My husband is amazing. Like. Really amazing. Sure, he has his bad days. But let me tell you if you met him you'd wish you married him before I did. He is cute, corny, romantic, cheesy, extremely handsome... but most of all he looks/acts more like Jesus than any other man I've met. He is an inspiration to me. His ability to endure what would have sent my often silent-but-deadly temper through the roof, bewilders me. He has patience. He may argue with that, but compared to my womanly "I want to know now" personality, he's my Hero.
Hero's are great, but they need a break too sometimes. Due to my husbands strength in areas where I am weak, I tend to look at him as a superhero of some sort. When really, he needs encouragement and love just as much as I do.
So this summer as I've been enjoying my break from nursing school I've taken initiative to really develop myself not only as a mother, but as a wife. I truly believe to be the best mother I can be, I need first love and admonish my husband. Our family is a team and if one member is lacking, we all fall.
Anyway, to the romance! I borrowed a book I found interesting off my mom's bookshelf called "Romancing your Husband," by Debbie Smith. (You should have seen the look on my husbands face when he saw the title- he was more excited about the book than I was.) I loved the book, very easy going and practical. I felt like I was chatting over coffee with a friend/mentor. Here are some key points I personally took to heart:
- Be a lover-wife, not mother-wife. It happens all too often. Wives treat their husbands like children. This can happen unintentionally, for instance like it has with me at times. I want my husband to help around the house but then I don't like the way he does things so I do it myself. For example, he's cooking dinner and I want to step in and take charge and tell him what spices to put in, etc. These kind of things can belittle our husbands and make them not want to help at all. Give them the freedom to serve and express their masculinity in their own unique way. If that means you're having a mystery meal for dinner or you find your kids wearing something that completely doesn't match (thanks, Dad!)... at least he's wanting to help, what a blessing! Thank him for it, encourage him in it. When you feel the nudge to step in and take charge, don't. Think "space and grace." Give your husbands the opportunity to make mistakes (you may be surprised) and love them even when they do.
- Remain faithful to your husband not just physically, but in word and thought. There's a phrase the author uses called "verbal fidelity." It means despite how "unsmart" or wrong you feel your husband may have acted you don't go talking or complaining to others about it. And you don't entertain those bitter thoughts in your heart. You pray to God, confess your feelings to him and with a right and loving heart, you approach those issues with your husband. After prayer, your husband may actually come to you or perhaps there will be a divine opportunity to talk about those things together. "The faithful wife makes certain that when others are looking at her (children, friends, etc.) every action speaks loyalty... Fidelity is not about putting on a show. It stems from a pure heart before God and flows forth as a natural consequence of what's in the soul."

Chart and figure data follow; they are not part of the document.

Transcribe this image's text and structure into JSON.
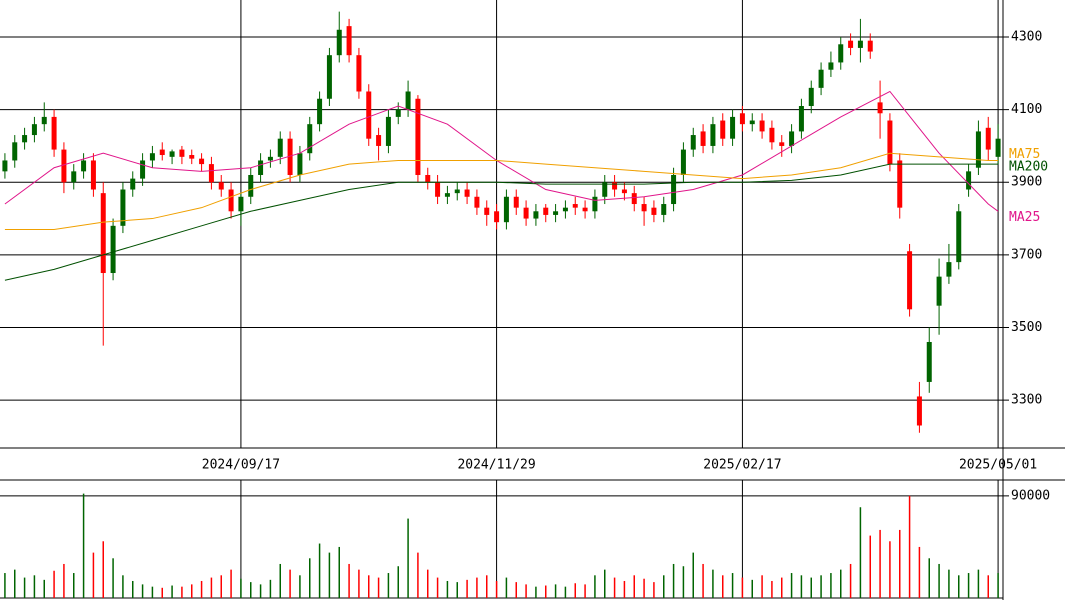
{
  "chart_data": {
    "type": "candlestick",
    "categories": [
      null,
      null,
      null,
      null,
      null,
      null,
      null,
      null,
      null,
      null,
      null,
      null,
      null,
      null,
      null,
      null,
      null,
      null,
      null,
      null,
      null,
      null,
      null,
      null,
      "2024/09/17",
      null,
      null,
      null,
      null,
      null,
      null,
      null,
      null,
      null,
      null,
      null,
      null,
      null,
      null,
      null,
      null,
      null,
      null,
      null,
      null,
      null,
      null,
      null,
      null,
      null,
      "2024/11/29",
      null,
      null,
      null,
      null,
      null,
      null,
      null,
      null,
      null,
      null,
      null,
      null,
      null,
      null,
      null,
      null,
      null,
      null,
      null,
      null,
      null,
      null,
      null,
      null,
      "2025/02/17",
      null,
      null,
      null,
      null,
      null,
      null,
      null,
      null,
      null,
      null,
      null,
      null,
      null,
      null,
      null,
      null,
      null,
      null,
      null,
      null,
      null,
      null,
      null,
      null,
      null,
      "2025/05/01"
    ],
    "open": [
      3930,
      3960,
      4010,
      4030,
      4060,
      4080,
      3990,
      3900,
      3930,
      3960,
      3870,
      3650,
      3780,
      3880,
      3910,
      3960,
      3990,
      3970,
      3990,
      3975,
      3965,
      3950,
      3900,
      3880,
      3820,
      3860,
      3920,
      3960,
      3970,
      4020,
      3920,
      3980,
      4060,
      4130,
      4250,
      4330,
      4250,
      4150,
      4030,
      4000,
      4080,
      4100,
      4130,
      3920,
      3900,
      3860,
      3870,
      3880,
      3860,
      3830,
      3820,
      3790,
      3860,
      3830,
      3800,
      3830,
      3810,
      3820,
      3840,
      3830,
      3820,
      3860,
      3900,
      3880,
      3870,
      3840,
      3830,
      3810,
      3840,
      3920,
      3990,
      4040,
      4000,
      4070,
      4020,
      4090,
      4060,
      4070,
      4050,
      4010,
      4000,
      4040,
      4110,
      4160,
      4210,
      4230,
      4290,
      4270,
      4290,
      4120,
      4070,
      3960,
      3710,
      3310,
      3350,
      3560,
      3640,
      3680,
      3880,
      3940,
      4050,
      3970
    ],
    "high": [
      3980,
      4030,
      4050,
      4080,
      4120,
      4100,
      4010,
      3950,
      3980,
      3980,
      3900,
      3800,
      3900,
      3930,
      3980,
      4000,
      4010,
      3990,
      4000,
      3990,
      3980,
      3970,
      3920,
      3900,
      3870,
      3940,
      3980,
      3990,
      4040,
      4040,
      4000,
      4080,
      4150,
      4270,
      4370,
      4350,
      4270,
      4170,
      4050,
      4100,
      4120,
      4180,
      4140,
      3940,
      3920,
      3890,
      3900,
      3900,
      3880,
      3850,
      3840,
      3880,
      3880,
      3850,
      3840,
      3840,
      3840,
      3850,
      3860,
      3850,
      3880,
      3920,
      3920,
      3900,
      3890,
      3860,
      3850,
      3860,
      3940,
      4010,
      4050,
      4060,
      4080,
      4090,
      4100,
      4110,
      4090,
      4090,
      4070,
      4030,
      4060,
      4130,
      4180,
      4230,
      4260,
      4300,
      4310,
      4350,
      4310,
      4180,
      4090,
      3980,
      3730,
      3350,
      3500,
      3690,
      3730,
      3840,
      3950,
      4070,
      4080,
      4060
    ],
    "low": [
      3910,
      3940,
      3990,
      4010,
      4040,
      3970,
      3870,
      3880,
      3910,
      3860,
      3450,
      3630,
      3760,
      3860,
      3890,
      3940,
      3960,
      3950,
      3950,
      3950,
      3930,
      3880,
      3860,
      3800,
      3780,
      3840,
      3900,
      3940,
      3950,
      3900,
      3900,
      3960,
      4040,
      4110,
      4230,
      4230,
      4130,
      4000,
      3960,
      3980,
      4060,
      4080,
      3900,
      3880,
      3840,
      3840,
      3850,
      3840,
      3810,
      3780,
      3770,
      3770,
      3810,
      3780,
      3780,
      3790,
      3790,
      3800,
      3810,
      3800,
      3800,
      3840,
      3860,
      3850,
      3820,
      3780,
      3790,
      3790,
      3820,
      3900,
      3970,
      3980,
      3980,
      4000,
      4000,
      4040,
      4040,
      4020,
      3990,
      3970,
      3980,
      4020,
      4090,
      4140,
      4190,
      4210,
      4250,
      4230,
      4240,
      4020,
      3930,
      3800,
      3530,
      3210,
      3320,
      3480,
      3620,
      3660,
      3860,
      3920,
      3960,
      3950
    ],
    "close": [
      3960,
      4010,
      4030,
      4060,
      4080,
      3990,
      3900,
      3930,
      3960,
      3880,
      3650,
      3780,
      3880,
      3910,
      3960,
      3980,
      3975,
      3985,
      3970,
      3965,
      3950,
      3900,
      3880,
      3820,
      3860,
      3920,
      3960,
      3970,
      4020,
      3920,
      3980,
      4060,
      4130,
      4250,
      4320,
      4250,
      4150,
      4020,
      4000,
      4080,
      4100,
      4150,
      3920,
      3900,
      3860,
      3870,
      3880,
      3860,
      3830,
      3810,
      3790,
      3860,
      3830,
      3800,
      3820,
      3810,
      3820,
      3830,
      3830,
      3820,
      3860,
      3900,
      3880,
      3870,
      3840,
      3820,
      3810,
      3840,
      3920,
      3990,
      4030,
      4000,
      4060,
      4020,
      4080,
      4060,
      4070,
      4040,
      4010,
      4000,
      4040,
      4110,
      4160,
      4210,
      4230,
      4280,
      4270,
      4290,
      4260,
      4090,
      3950,
      3830,
      3550,
      3230,
      3460,
      3640,
      3680,
      3820,
      3930,
      4040,
      3990,
      4020
    ],
    "up_color": "#006400",
    "down_color": "#ff0000",
    "ylim": [
      3168,
      4402
    ],
    "yticks": [
      3300,
      3500,
      3700,
      3900,
      4100,
      4300
    ],
    "grid": true,
    "overlays": [
      {
        "name": "MA25",
        "color": "#e0158a",
        "x": [
          0,
          5,
          10,
          15,
          20,
          25,
          30,
          35,
          40,
          45,
          50,
          55,
          60,
          65,
          70,
          75,
          80,
          85,
          90,
          95,
          100,
          101
        ],
        "values": [
          3840,
          3940,
          3980,
          3940,
          3930,
          3940,
          3980,
          4060,
          4110,
          4060,
          3960,
          3880,
          3850,
          3860,
          3880,
          3920,
          4000,
          4080,
          4150,
          3980,
          3840,
          3820
        ]
      },
      {
        "name": "MA75",
        "color": "#f0a000",
        "x": [
          0,
          5,
          10,
          15,
          20,
          25,
          30,
          35,
          40,
          45,
          50,
          55,
          60,
          65,
          70,
          75,
          80,
          85,
          90,
          95,
          100,
          101
        ],
        "values": [
          3770,
          3770,
          3790,
          3800,
          3830,
          3880,
          3920,
          3950,
          3960,
          3960,
          3960,
          3950,
          3940,
          3930,
          3920,
          3910,
          3920,
          3940,
          3980,
          3970,
          3960,
          3960
        ]
      },
      {
        "name": "MA200",
        "color": "#005000",
        "x": [
          0,
          5,
          10,
          15,
          20,
          25,
          30,
          35,
          40,
          45,
          50,
          55,
          60,
          65,
          70,
          75,
          80,
          85,
          90,
          95,
          100,
          101
        ],
        "values": [
          3630,
          3660,
          3700,
          3740,
          3780,
          3820,
          3850,
          3880,
          3900,
          3900,
          3900,
          3895,
          3895,
          3895,
          3900,
          3900,
          3905,
          3920,
          3950,
          3950,
          3950,
          3950
        ]
      }
    ],
    "volume": {
      "values": [
        22000,
        25000,
        18000,
        20000,
        16000,
        24000,
        30000,
        22000,
        92000,
        40000,
        50000,
        35000,
        20000,
        15000,
        12000,
        10000,
        9000,
        11000,
        10000,
        12000,
        15000,
        18000,
        20000,
        25000,
        17000,
        14000,
        12000,
        16000,
        30000,
        25000,
        20000,
        35000,
        48000,
        40000,
        45000,
        30000,
        25000,
        20000,
        18000,
        22000,
        28000,
        70000,
        40000,
        25000,
        18000,
        15000,
        14000,
        16000,
        18000,
        20000,
        15000,
        18000,
        14000,
        12000,
        10000,
        11000,
        12000,
        10000,
        13000,
        12000,
        20000,
        25000,
        18000,
        15000,
        20000,
        17000,
        14000,
        20000,
        30000,
        28000,
        40000,
        30000,
        25000,
        20000,
        22000,
        18000,
        16000,
        20000,
        15000,
        18000,
        22000,
        20000,
        18000,
        20000,
        22000,
        25000,
        30000,
        80000,
        55000,
        60000,
        50000,
        60000,
        90000,
        45000,
        35000,
        30000,
        25000,
        20000,
        22000,
        25000,
        20000,
        22000
      ],
      "ylim": [
        0,
        104000
      ],
      "yticks": [
        90000
      ]
    }
  }
}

- Get into God's presence. "A divine intimacy develops through regularly absorbing the presence of God." We have to trust God before we can trust our husbands. And trust is one of the major building blocks of real intimacy.
If your relationship with your spouse is not a healthy one, I encourage you to seek help. And if this whole idea of intimacy/romance with God seems foreign to you, let me know an we can talk about that. But for know let us strive to be in right relationship with our Creator so we can truly be in unity with our spouses.
What are some unique ways you have found to romance your husband? And if you're not married, do you feel your respect the men in your life? Why, or why not?